The council had made it a goal to conduct the study in 2015, largely because of the cost of replacing the compactor, said Chairman Jessica Sullivan. Sullivan will head the Solid Waste and Recycling Long-Range Planning Committee that was named Friday. Citizen members are Jamie Garvin, William Brownell, Anne Swift Kayatta and Charles Wilson.

When the accident occurred, the force of the SUV was strong enough to push Dennison through a latched, waist-high chain-link fence intended to keep people from falling into the compactor, Malley said. There’s also a low steel bar to prevent vehicles from backing into the compactor, he said. The transfer station reopened after the fence was repaired.

Woodard & Curran has been asked to submit a proposal for an in-depth study of the town’s solid waste disposal and recycling options, McGovern said. The study would encompass options ranging from making modifications to the existing drop-off facility to adopting curbside trash pickup.

In a 2003 survey, only 9 percent of Cape Elizabeth residents supported a move to curbside pickup, McGovern said.

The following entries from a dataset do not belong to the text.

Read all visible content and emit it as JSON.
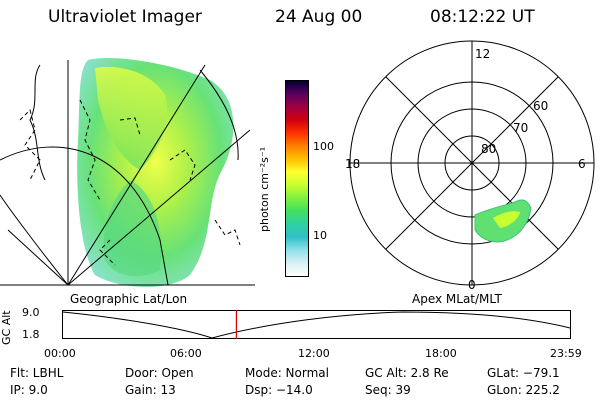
{
  "header": {
    "instrument": "Ultraviolet Imager",
    "date": "24 Aug 00",
    "time": "08:12:22 UT"
  },
  "panels": {
    "left_caption": "Geographic Lat/Lon",
    "right_caption": "Apex MLat/MLT"
  },
  "colorbar": {
    "unit_label": "photon cm⁻²s⁻¹",
    "tick_100": "100",
    "tick_10": "10",
    "colors": [
      "#000033",
      "#5a0060",
      "#a00040",
      "#d00010",
      "#ff3000",
      "#ff8000",
      "#ffc000",
      "#ffff30",
      "#c8ff30",
      "#80f040",
      "#40e060",
      "#30d0a0",
      "#30c0c8",
      "#90e0e8",
      "#d8f0f4",
      "#ffffff"
    ]
  },
  "polar": {
    "mlt_12": "12",
    "mlt_18": "18",
    "mlt_6": "6",
    "mlt_0": "0",
    "lat_60": "60",
    "lat_70": "70",
    "lat_80": "80"
  },
  "altitude_plot": {
    "axis_label": "GC Alt",
    "y_max": "9.0",
    "y_min": "1.8",
    "x_ticks": [
      "00:00",
      "06:00",
      "12:00",
      "18:00",
      "23:59"
    ],
    "current_time_fraction": 0.342
  },
  "info": {
    "flt": "Flt: LBHL",
    "ip": "IP:  9.0",
    "door": "Door: Open",
    "gain": "Gain: 13",
    "mode": "Mode: Normal",
    "dsp": "Dsp:  −14.0",
    "gcalt": "GC Alt: 2.8 Re",
    "seq": "Seq: 39",
    "glat": "GLat: −79.1",
    "glon": "GLon: 225.2"
  }
}
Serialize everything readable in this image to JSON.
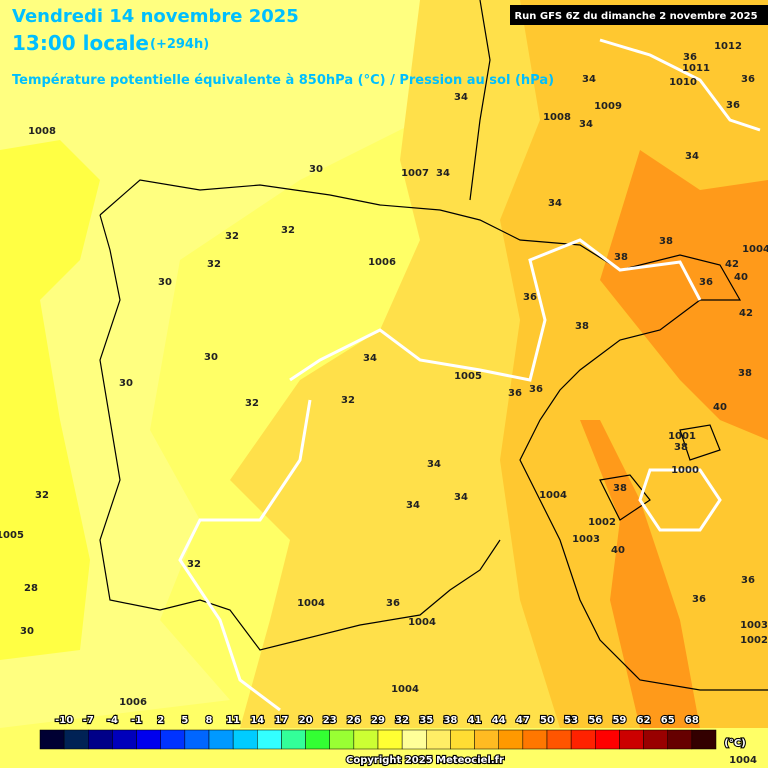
{
  "header": {
    "title": "Vendredi 14 novembre 2025",
    "time": "13:00 locale",
    "offset": "(+294h)",
    "subtitle": "Température potentielle équivalente à 850hPa (°C) / Pression au sol (hPa)",
    "run": "Run GFS 6Z du dimanche 2 novembre 2025"
  },
  "map": {
    "labels": [
      "1008",
      "30",
      "1007",
      "34",
      "34",
      "34",
      "1009",
      "1008",
      "34",
      "36",
      "1011",
      "1012",
      "1010",
      "36",
      "36",
      "34",
      "34",
      "38",
      "38",
      "36",
      "32",
      "32",
      "32",
      "30",
      "1006",
      "36",
      "38",
      "30",
      "34",
      "30",
      "1005",
      "36",
      "36",
      "32",
      "32",
      "38",
      "40",
      "1001",
      "38",
      "1000",
      "34",
      "32",
      "1004",
      "34",
      "34",
      "38",
      "1002",
      "1003",
      "40",
      "32",
      "36",
      "36",
      "1004",
      "36",
      "1004",
      "30",
      "1003",
      "1002",
      "1004",
      "1006",
      "1004",
      "42",
      "40",
      "42",
      "28",
      "1005",
      "1004"
    ]
  },
  "colorbar": {
    "labels": [
      -10,
      -7,
      -4,
      -1,
      2,
      5,
      8,
      11,
      14,
      17,
      20,
      23,
      26,
      29,
      32,
      35,
      38,
      41,
      44,
      47,
      50,
      53,
      56,
      59,
      62,
      65,
      68
    ],
    "colors": [
      "#000033",
      "#002255",
      "#000088",
      "#0000bb",
      "#0000ee",
      "#0033ff",
      "#0066ff",
      "#0099ff",
      "#00ccff",
      "#33ffff",
      "#33ff99",
      "#33ff33",
      "#99ff33",
      "#ccff33",
      "#ffff33",
      "#ffff99",
      "#ffee66",
      "#ffdd33",
      "#ffbb22",
      "#ff9900",
      "#ff7700",
      "#ff5500",
      "#ff2200",
      "#ff0000",
      "#cc0000",
      "#990000",
      "#660000",
      "#330000"
    ],
    "unit": "(°C)"
  },
  "footer": {
    "copyright": "Copyright 2025 Meteociel.fr"
  }
}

The town spends about $550,000 a year on solid waste disposal and recycling as a member of the ecomaine regional trash burning and recycling facility in Portland.

Thirteen of ecomaine’s 27 owner and associate member communities don’t have regular curbside trash pickup.

Woodard & Curran’s initial assessment of transfer station operations found that 67 percent of users backed their vehicles into the compactor building, 26 percent parked outside the building and carried their trash to the compactor and 7 percent drove forward into the building.

Under the proposed short-term change, recycling containers for cardboard, paper, metal and glass will stay where they are, McGovern said.